Mobil BYD DM 1 diuji melewati jalur tanjakan Berastagi, Sumatra Utara (dok.BYD)
Para peserta merasakan kombinasi motor listrik sebagai penggerak utama dan mesin yang bekerja secara cerdas sebagai pendukung untuk menghasilkan energi saat dibutuhkan, terutama dalam perjalanan jarak jauh maupun kondisi jalan yang lebih menantang. Karakter jalan rural juga memberikan kesempatan untuk memperlihatkan bagaimana sistem dual mode BYD dapat beradaptasi secara otomatis melalui berbagai mode penggerak sesuai kebutuhan perjalanan.

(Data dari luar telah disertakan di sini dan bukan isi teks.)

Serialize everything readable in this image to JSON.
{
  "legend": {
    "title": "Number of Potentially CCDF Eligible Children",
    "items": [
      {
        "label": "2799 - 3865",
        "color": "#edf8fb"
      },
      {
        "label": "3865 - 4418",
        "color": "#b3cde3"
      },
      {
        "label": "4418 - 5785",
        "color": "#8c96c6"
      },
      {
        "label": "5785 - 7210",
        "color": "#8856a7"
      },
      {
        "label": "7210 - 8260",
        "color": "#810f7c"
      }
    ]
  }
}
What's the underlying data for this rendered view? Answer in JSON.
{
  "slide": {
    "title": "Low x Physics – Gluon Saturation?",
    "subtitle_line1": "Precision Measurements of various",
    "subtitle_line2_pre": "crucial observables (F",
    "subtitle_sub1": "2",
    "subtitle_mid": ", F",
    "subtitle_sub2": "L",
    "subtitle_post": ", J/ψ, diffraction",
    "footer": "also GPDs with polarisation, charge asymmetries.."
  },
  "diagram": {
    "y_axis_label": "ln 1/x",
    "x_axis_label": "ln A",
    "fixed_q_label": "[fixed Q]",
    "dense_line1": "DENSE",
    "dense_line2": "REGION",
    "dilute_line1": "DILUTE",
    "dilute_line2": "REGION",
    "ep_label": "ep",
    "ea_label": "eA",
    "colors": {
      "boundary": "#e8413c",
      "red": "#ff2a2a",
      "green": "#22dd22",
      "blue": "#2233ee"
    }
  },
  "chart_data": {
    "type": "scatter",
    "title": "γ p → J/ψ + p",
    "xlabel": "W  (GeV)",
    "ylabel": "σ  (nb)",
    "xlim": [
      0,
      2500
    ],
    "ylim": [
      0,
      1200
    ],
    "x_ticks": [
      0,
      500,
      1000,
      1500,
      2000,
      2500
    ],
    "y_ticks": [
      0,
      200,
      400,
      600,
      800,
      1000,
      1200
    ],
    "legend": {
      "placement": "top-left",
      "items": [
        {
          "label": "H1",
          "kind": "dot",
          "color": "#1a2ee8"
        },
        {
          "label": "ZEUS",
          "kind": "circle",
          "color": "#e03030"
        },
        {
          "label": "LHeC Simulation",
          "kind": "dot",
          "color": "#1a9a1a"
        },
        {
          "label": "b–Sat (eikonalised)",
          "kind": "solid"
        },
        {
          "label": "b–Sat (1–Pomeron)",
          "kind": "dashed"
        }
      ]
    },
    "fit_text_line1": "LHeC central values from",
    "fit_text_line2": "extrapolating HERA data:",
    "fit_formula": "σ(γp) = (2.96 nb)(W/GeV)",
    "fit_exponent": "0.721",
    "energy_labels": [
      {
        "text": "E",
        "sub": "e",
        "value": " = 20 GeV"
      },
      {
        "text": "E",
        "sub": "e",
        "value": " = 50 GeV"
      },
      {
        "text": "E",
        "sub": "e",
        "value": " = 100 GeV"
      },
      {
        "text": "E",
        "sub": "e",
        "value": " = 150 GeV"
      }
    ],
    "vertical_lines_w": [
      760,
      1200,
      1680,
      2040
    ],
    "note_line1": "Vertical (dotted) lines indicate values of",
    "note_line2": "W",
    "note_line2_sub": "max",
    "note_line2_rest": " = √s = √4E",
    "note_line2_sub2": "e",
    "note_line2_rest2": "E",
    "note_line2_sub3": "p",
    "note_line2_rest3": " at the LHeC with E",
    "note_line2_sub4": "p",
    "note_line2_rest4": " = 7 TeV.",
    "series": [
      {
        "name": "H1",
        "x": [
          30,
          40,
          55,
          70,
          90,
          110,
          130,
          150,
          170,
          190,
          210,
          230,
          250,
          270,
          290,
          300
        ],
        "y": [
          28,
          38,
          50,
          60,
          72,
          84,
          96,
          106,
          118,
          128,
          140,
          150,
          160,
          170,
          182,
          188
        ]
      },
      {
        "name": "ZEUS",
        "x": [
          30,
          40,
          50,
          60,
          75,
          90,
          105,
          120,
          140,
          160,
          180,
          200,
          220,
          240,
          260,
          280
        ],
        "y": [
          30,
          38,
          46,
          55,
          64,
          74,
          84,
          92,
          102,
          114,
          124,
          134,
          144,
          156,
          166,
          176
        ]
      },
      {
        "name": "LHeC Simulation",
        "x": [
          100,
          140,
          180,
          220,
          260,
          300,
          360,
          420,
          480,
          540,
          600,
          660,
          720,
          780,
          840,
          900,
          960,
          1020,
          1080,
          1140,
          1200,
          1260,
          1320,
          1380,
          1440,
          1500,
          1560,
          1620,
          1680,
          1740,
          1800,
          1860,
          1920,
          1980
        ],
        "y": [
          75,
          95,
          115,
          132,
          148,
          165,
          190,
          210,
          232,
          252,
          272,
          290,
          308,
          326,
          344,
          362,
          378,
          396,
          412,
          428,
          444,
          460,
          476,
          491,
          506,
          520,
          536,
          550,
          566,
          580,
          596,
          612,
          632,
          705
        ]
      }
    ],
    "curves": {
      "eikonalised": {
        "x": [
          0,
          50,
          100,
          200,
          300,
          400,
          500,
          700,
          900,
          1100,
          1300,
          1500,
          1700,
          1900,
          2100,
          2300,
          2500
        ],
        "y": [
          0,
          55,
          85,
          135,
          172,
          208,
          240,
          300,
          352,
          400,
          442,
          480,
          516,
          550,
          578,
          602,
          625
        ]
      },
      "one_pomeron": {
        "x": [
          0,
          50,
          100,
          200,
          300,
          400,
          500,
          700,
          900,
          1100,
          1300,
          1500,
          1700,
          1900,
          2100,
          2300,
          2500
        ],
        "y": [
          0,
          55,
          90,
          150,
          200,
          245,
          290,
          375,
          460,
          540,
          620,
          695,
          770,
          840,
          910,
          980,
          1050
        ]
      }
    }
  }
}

Salah satu keunggulan utama teknologi BYD DM terletak pada kemampuan perpindahan tenaga yang berlangsung mulus tanpa hentakan, sehingga memberikan kenyamanan lebih baik dalam perjalanan harian di area perkotaan maupun perjalanan jarak jauh. Karakter berkendara ini menjadi semakin relevan di Indonesia yang memiliki kondisi lalu lintas dinamis dengan kombinasi stop-and-go traffic, jalur antar kota, hingga medan dengan elevasi beragam.
Kenyamanan perjalanan juga diperkuat melalui kabin dengan tingkat kebisingan rendah (low NVH), memungkinkan pengalaman berkendara yang lebih tenang bagi seluruh penumpang. Pendekatan ini menjadi penting terutama untuk perjalanan keluarga maupun penggunaan dengan intensitas tinggi, dimana kenyamanan kabin menjadi salah satu faktor utama dalam mobilitas sehari-hari.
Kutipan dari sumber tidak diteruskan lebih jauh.